Page 109 - mustafa sarigul ilkokulu
P. 109

Gizemli Arkadaşım










                                                                                                                                      Merhaba. Benim adım Almula. Ormanda annemle birlikte yaşıyorum. Bu orman
                                                                                                                                      birçok gizeme sahip. Konuşan yaşlı ağaçlar, sevimli ejderhalar, kanatları olan

                                                                                                                                      devasa tavşanlar… Bunlar benim en yakın arkadaşlarım. Ben günümü yeni

                                                                                                                                      gizemler arayarak geçiriyorum. Sizlere başımdan geçen bir olayı anlatacağım.

                                                                                                                                      Beni dikkatle dinleyin.
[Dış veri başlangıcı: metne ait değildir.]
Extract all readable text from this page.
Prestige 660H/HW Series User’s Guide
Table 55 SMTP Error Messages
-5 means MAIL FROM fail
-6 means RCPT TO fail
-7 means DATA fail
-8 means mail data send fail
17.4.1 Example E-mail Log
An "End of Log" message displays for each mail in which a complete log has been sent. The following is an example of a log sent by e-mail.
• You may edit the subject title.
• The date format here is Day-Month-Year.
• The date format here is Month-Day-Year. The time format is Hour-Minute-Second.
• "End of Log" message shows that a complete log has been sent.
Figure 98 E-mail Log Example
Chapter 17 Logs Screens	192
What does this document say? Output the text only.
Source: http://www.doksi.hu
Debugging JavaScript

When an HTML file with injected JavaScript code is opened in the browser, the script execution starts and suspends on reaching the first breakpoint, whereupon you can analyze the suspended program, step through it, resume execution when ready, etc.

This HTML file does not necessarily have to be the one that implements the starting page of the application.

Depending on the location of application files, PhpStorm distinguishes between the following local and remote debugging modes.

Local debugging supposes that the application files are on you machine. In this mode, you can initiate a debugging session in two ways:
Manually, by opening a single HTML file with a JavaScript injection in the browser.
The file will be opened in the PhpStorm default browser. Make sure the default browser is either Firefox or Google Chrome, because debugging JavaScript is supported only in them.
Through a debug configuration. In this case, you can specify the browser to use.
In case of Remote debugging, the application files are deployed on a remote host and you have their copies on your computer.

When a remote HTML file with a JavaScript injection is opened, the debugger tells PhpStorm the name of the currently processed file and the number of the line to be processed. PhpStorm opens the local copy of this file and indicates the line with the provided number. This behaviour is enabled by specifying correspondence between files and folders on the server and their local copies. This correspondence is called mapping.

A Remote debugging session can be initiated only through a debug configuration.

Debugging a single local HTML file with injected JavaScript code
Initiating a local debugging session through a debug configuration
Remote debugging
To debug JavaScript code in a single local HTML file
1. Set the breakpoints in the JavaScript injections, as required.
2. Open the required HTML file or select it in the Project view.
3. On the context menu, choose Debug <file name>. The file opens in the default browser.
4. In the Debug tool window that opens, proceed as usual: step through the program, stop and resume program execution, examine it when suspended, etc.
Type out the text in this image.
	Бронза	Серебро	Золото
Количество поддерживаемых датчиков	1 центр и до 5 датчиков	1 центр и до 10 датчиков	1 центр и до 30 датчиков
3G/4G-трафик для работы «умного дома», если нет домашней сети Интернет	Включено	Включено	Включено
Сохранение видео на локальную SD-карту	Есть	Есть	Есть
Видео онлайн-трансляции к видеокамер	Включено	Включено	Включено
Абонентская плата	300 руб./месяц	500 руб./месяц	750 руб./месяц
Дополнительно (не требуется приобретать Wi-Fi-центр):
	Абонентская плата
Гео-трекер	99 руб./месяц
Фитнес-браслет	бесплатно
Bir gün Kayıplar Gölü’nden geçerken daha önce

                                                                                                                                      görmediğim bir tepeyle karşılaştım. Oysaki buraları en iyi ben bilirim. O yüzden
                                                                                                                                      çok şaşırmıştım. İncelemek için tepeye yaklaştım.




                                                                                                                                      Ben yaklaşırken tepe garip bir şekilde homurdanmaya başladı. “Öhhööhhö. Bu

                                                                                                                                      kimdir?” Korkarak oradan uzaklaştım. Tepeler homurdanabilir miydi? Koşarak

                                                                                                                                      kulübemize gittim. Anneme olan biteni anlattım. O da bana “Vay canına
                                                                                                                                      Almula! Demek yeni bir gizem daha buldun.” dedi. Evet gerçekten yeni bir

                                                                                                                                      gizem bulmuştum. “Haklısın anneciğim. Yarın yanıma küçük sevimli ejderha
                                                                                                   104                                arkadaşım olan Köz'ü de alıp oraya gideceğiz.” dedim. Yemeğimizi yedikten


                                                                                                                                      sonra hemen odama gidip heyecanla yarını beklemeye başladım. Rüyamda

                                                                                                                                      homurdanan tepe bir salyangoza dönüşüyordu. Rüyamdan üstüme atlayan bir
                                                                                                                                      şeyle uyandım. Bu arkadaşım Köz'den başkası değildi.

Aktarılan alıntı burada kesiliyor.